Publishers Respond About Privacy

Julia Angwin and Scott Thurm follow up the Wall Street Journal’s “What They Know” series with coverage on the response by website publishers in regards to cookie tracking. From the article: “‘It is technically impossible for Yahoo! to be aware of all software or files that may be installed on a user’s computer when they visit our site,’ Anne Toth, Yahoo’s vice president of global policy and head of privacy, wrote to U.S. Reps. Edward Markey (D-Mass.) and Joe Barton (R-Texas).” Read more publisher reactions.

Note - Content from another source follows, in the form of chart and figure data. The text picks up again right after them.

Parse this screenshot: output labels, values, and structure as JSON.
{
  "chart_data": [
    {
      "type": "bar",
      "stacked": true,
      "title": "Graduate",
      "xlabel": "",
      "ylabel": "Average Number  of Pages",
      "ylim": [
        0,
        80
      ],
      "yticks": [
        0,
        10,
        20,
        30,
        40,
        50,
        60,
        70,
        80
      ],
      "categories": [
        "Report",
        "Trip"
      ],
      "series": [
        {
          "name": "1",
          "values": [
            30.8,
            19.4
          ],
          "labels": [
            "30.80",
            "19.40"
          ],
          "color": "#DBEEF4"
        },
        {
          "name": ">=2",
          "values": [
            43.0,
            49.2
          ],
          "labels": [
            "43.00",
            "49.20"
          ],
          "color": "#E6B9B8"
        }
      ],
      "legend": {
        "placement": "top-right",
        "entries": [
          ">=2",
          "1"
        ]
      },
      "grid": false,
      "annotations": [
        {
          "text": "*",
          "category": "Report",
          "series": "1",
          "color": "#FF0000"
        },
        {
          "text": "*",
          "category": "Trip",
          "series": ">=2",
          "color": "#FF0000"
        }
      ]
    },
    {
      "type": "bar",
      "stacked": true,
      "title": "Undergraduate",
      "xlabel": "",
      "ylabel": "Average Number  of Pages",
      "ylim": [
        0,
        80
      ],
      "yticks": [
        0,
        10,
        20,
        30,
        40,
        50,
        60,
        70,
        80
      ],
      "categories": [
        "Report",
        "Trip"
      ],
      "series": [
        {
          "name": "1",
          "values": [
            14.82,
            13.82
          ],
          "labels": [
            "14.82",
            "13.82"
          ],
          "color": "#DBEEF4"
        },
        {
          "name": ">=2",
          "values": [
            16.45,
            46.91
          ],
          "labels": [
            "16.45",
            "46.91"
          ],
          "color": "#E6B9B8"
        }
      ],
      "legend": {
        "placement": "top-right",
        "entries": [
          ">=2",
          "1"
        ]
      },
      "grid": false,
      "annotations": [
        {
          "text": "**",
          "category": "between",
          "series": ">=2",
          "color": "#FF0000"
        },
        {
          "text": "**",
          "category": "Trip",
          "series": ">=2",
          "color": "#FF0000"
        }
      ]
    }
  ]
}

Addressing Privacy In Mobile

Mobile ad network Ringleader Digital has launched a new effort to stem concerns over consumer privacy and the way they use tracking on mobile devices. Billed as the “RLD Media Stamp Cert Center” (see it). Ringleader Digital was recently sued along with a few other media technology companies and publishers for what plaintiffs argue was “intentional exploitation of software on a Plaintiff’s mobile device.” Read the release on the new Certification Center, which is emphatic about the new tool: “The Media Stamp technology does not track users. Rather, it builds profiles of each device by tracking mobile online usage patterns across nearly 100 discriminators that include device type, geography, and mobile carrier information.”

Creativity And Scale

On the Brand.net blog, COO Andy Atherton discusses his participation on an IAB MIXX event panel recently where one of the key conundrums in digital came to the fore. He writes, “Standardized web advertising is now capable of phenomenal scale. Getting better at combining that scale with creativity, rather than arguing for one or the other, should be the priority.” Read more.

Digital Gets Print Gossip Legend

The editor in charge of the New York Post’s popular gossip sheet, Page 6, Richard Johnson is leaving for unnamed digital pastures but staying within the News Corp fold according to news released on… what else.. Page 6. Read it. And, read even more in the NY Times.

Massive Closing

Massive, the in-game mobile ad network which sold for anywhere from $200 – $400 million to Microsoft in 2006, is being shuttered. Mediaweek’s Mike Shields writes on the challenges that Massive ran into, “Massive’s ad sales efforts were never fully integrated within the Xbox team. In fact, at the time of the acquisition, several Xbox executives were said to be against the deal (…)” Read more.

A New Site!

Online advertising technology company, OpenX, has a brand new website emphasizing its ad serving capabilities as well as real-time bidding through OpenX Market, its ad exchange solution. See it.